I don't submit my work enough. I know I should. But I don't. Partly because I have this fear of sending my work out in the world before it's "good enough," before it's mature enough, and readable enough. Partly because in the last three years or so I have been trying to write seriously, I have met too many people who are more eager to publish than to write things that deserve to be published. Often times I am scared that I am becoming one of them. Which, for me, means that I am lacking those critical faculties which would inform me about the quality of my work. So, this is what I tell myself:
It's more important to keep going back to the writing table, than it is to seek publication.

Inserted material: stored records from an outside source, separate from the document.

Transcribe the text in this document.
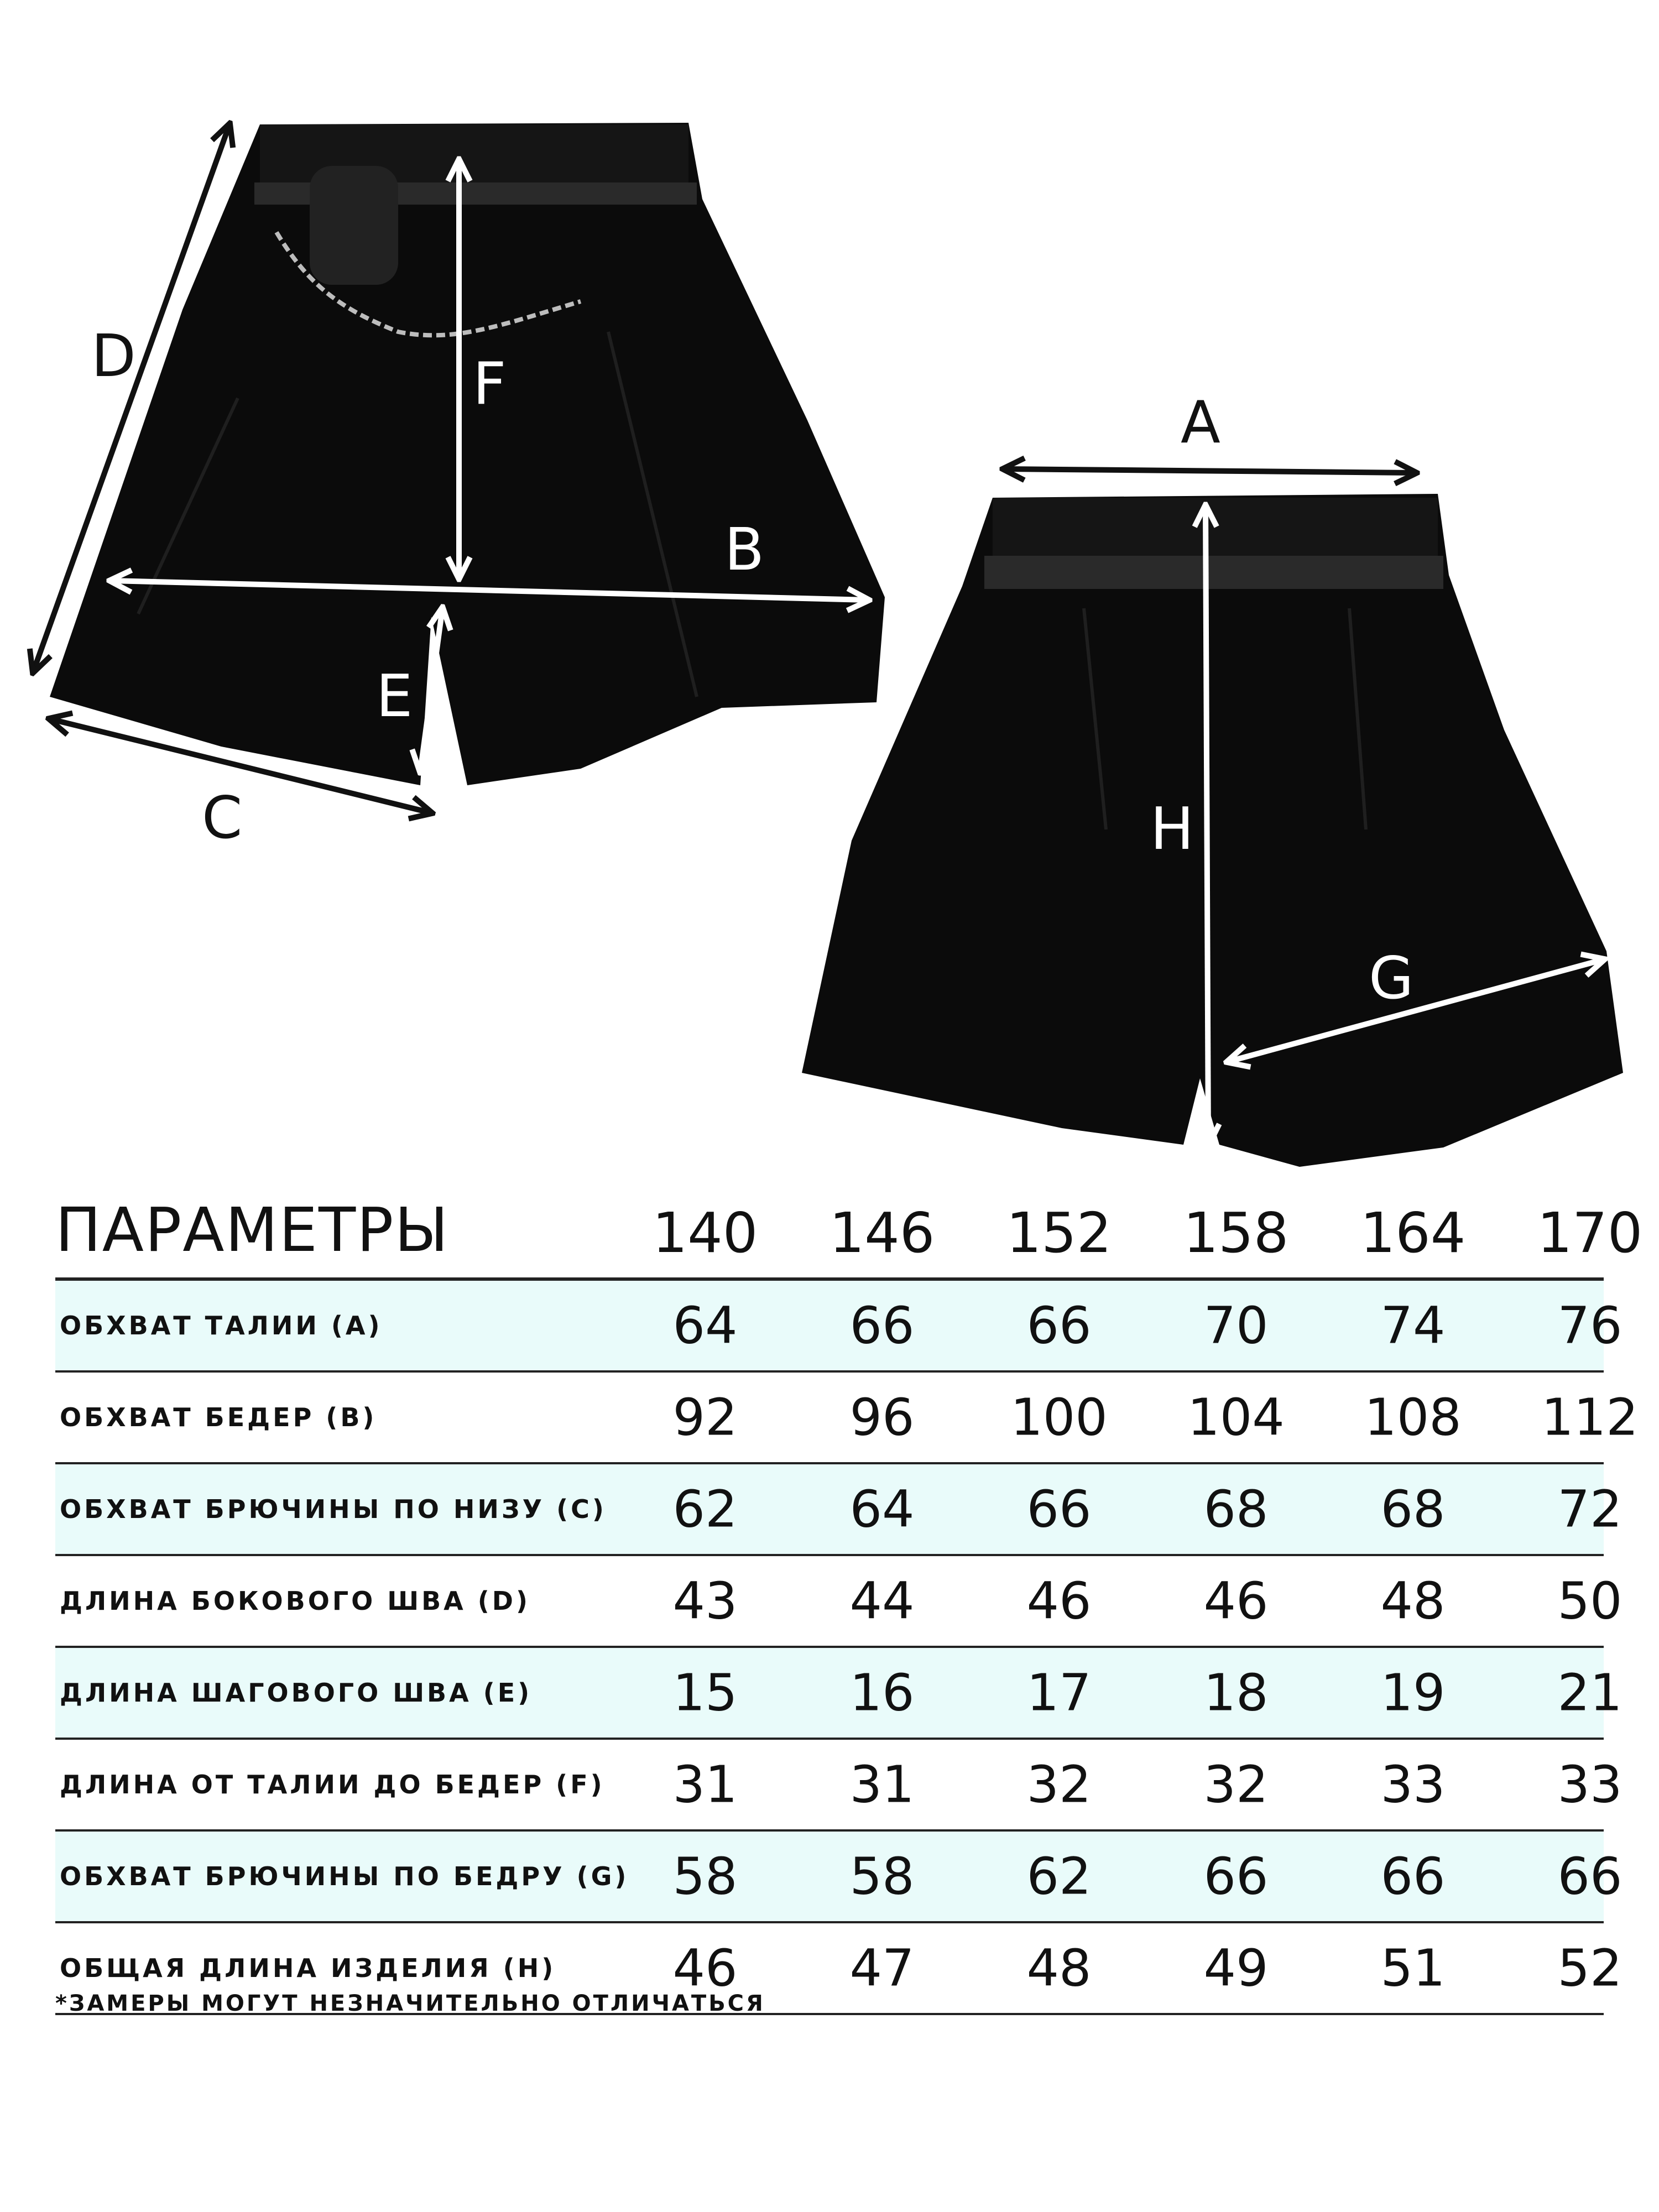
D	F
B
E
C
A
H
G
ПАРАМЕТРЫ	140	146	152	158	164	170
ОБХВАТ ТАЛИИ (А)	64	66	66	70	74	76
ОБХВАТ БЕДЕР (В)	92	96	100	104	108	112
ОБХВАТ БРЮЧИНЫ ПО НИЗУ (С)	62	64	66	68	68	72
ДЛИНА БОКОВОГО ШВА (D)	43	44	46	46	48	50
ДЛИНА ШАГОВОГО ШВА (Е)	15	16	17	18	19	21
ДЛИНА ОТ ТАЛИИ ДО БЕДЕР (F)	31	31	32	32	33	33
ОБХВАТ БРЮЧИНЫ ПО БЕДРУ (G) 58	58	62	66	66	66
ОБЩАЯ ДЛИНА ИЗДЕЛИЯ (Н)	46	47	48	49	51	52
*ЗАМЕРЫ МОГУТ НЕЗНАЧИТЕЛЬНО ОТЛИЧАТЬСЯ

But, then, I know it's equally important to be published, once the work is "good enough." I mean, if Toni Morrison or Pablo Neruda had kept their writings locked up in cute little journals in their reading-room drawers, I wouldn't be who am I today. So, both are equally important. Writing and publishing. I still think, it's extremely harmful for a writer to seek venues to publish one's work before it has matured fully, but once it has, it's important to work for that venue with the same enthusiasm that one has tried to seek within oneself during the process of writing.
Now, there's something that I have realized in the last one month, while working on my chapbook manuscript. Even if I think that a poem is complete now, chances are, I will get back to it, and do major revisions in the near future. In fact, two of the poems that I have been taking up lots of my revisioning time are the ones which were accepted by journals relatively easily. In short, my perceptions of a poem changes over time, and it's important to value that process.
If you're wondering, why am I engaging in this long gourchandrika, let me just get to the point: I am in an aggressive submission mode right now. My goal is to submit five of my poems to ten venues before the end of this month.